La rivoluzione digitale: questioni in gioco economiche e non solo
Stefano Quintarelli
Torniamo a dove tutto è cominciato.
La rivoluzione industriale determinò una profonda riorganizzazione sociale rispetto alla precedente economia prevalentemente agricola. La pressione del mercato veniva scaricata sui lavoratori che spesso vivevano ai limiti della sussistenza, e si acuivano i conflitti sociali che talvolta sfociarono in moti violenti. I ricchissimi oligarchi condizionavano l’informazione, il potere politico e quello giudiziario. Grazie al potere di cui disponevano, non mitigato da istituzioni e regole di tutela, il valore aggiunto era accumulato dal capitale, a scapito dei lavoratori.
Dalla metà dell’Ottocento e per buona parte del Novecento il mondo si divise sulla base di ricette alternative di soluzione al conflitto nella ripartizione del valore tra capitale e lavoro.
Il paradigma di questo conflitto era riassunto nelle parole finali del Manifesto del partito comunista di Marx ed Engels che si concludeva con la famosa frase “Lavoratori di tutto il mondo, unitevi!”.

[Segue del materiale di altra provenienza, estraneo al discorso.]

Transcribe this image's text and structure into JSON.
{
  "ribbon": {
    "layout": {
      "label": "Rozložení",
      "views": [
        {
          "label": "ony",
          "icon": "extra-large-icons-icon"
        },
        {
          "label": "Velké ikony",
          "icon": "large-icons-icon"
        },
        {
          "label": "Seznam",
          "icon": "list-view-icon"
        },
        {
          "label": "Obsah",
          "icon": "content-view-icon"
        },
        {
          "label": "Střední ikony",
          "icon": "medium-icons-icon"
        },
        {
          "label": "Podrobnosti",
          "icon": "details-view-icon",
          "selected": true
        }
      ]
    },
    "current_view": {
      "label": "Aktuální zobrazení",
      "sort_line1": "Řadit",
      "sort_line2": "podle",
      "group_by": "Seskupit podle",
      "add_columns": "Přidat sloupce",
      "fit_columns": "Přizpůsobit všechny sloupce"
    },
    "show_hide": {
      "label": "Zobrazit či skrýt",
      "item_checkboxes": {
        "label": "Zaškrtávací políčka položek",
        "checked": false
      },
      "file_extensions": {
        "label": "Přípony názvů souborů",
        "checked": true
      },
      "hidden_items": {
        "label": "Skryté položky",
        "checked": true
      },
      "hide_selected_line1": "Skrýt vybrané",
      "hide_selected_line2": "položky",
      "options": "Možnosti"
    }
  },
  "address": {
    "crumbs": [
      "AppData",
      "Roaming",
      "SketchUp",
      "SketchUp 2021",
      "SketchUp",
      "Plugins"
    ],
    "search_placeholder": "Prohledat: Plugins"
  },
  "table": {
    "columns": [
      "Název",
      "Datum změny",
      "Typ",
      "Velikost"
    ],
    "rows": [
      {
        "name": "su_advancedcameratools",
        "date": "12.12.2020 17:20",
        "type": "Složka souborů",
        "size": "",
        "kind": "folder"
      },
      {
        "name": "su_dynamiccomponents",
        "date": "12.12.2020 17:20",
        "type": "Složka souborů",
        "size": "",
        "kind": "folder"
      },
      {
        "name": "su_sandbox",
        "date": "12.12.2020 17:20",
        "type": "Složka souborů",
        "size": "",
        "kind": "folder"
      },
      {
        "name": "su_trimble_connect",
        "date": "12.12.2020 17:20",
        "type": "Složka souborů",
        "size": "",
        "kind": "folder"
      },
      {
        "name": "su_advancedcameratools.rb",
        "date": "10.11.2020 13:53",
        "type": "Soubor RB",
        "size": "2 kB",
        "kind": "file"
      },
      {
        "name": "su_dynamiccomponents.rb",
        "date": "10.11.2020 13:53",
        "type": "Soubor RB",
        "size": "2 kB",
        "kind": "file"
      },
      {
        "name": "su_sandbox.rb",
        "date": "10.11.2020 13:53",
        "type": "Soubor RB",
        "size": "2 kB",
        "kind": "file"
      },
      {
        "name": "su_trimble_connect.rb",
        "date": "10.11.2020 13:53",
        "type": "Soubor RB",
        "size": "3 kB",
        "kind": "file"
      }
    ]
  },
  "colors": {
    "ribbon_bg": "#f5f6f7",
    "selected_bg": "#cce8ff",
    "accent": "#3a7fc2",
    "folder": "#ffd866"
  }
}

Una risposta degli stati socialisti furono aziende di stato, slegate dal mercato, in modo da isolare la pressione sui salari, unitamente ad una ferrea regolamentazione dei rapporti di lavoro mediati dal Partito. In Occidente prevalse un modello di regolamentazione più articolato che vide la nascita di istituzioni quali i sindacati con il loro diritto di sciopero; interventi legislativi che definirono diritti minimi ed incomprimibili per i lavoratori in materia di lavoro, pensione e salute; la progressiva possibilità di partecipazione dei lavoratori nella proprietà diffusa delle aziende; la nascita dell’Antitrust per mitigare il potere economico e con esso l’influenza dei potentati economici sulla politica. Il modello occidentale che è emerso vincitore dopo la fine dell’utopia sovietica è tuttavia messo alle corde dalla Rivoluzione Digitale e necessita di un ripensamento o, quantomeno, di alcuni interventi significativi.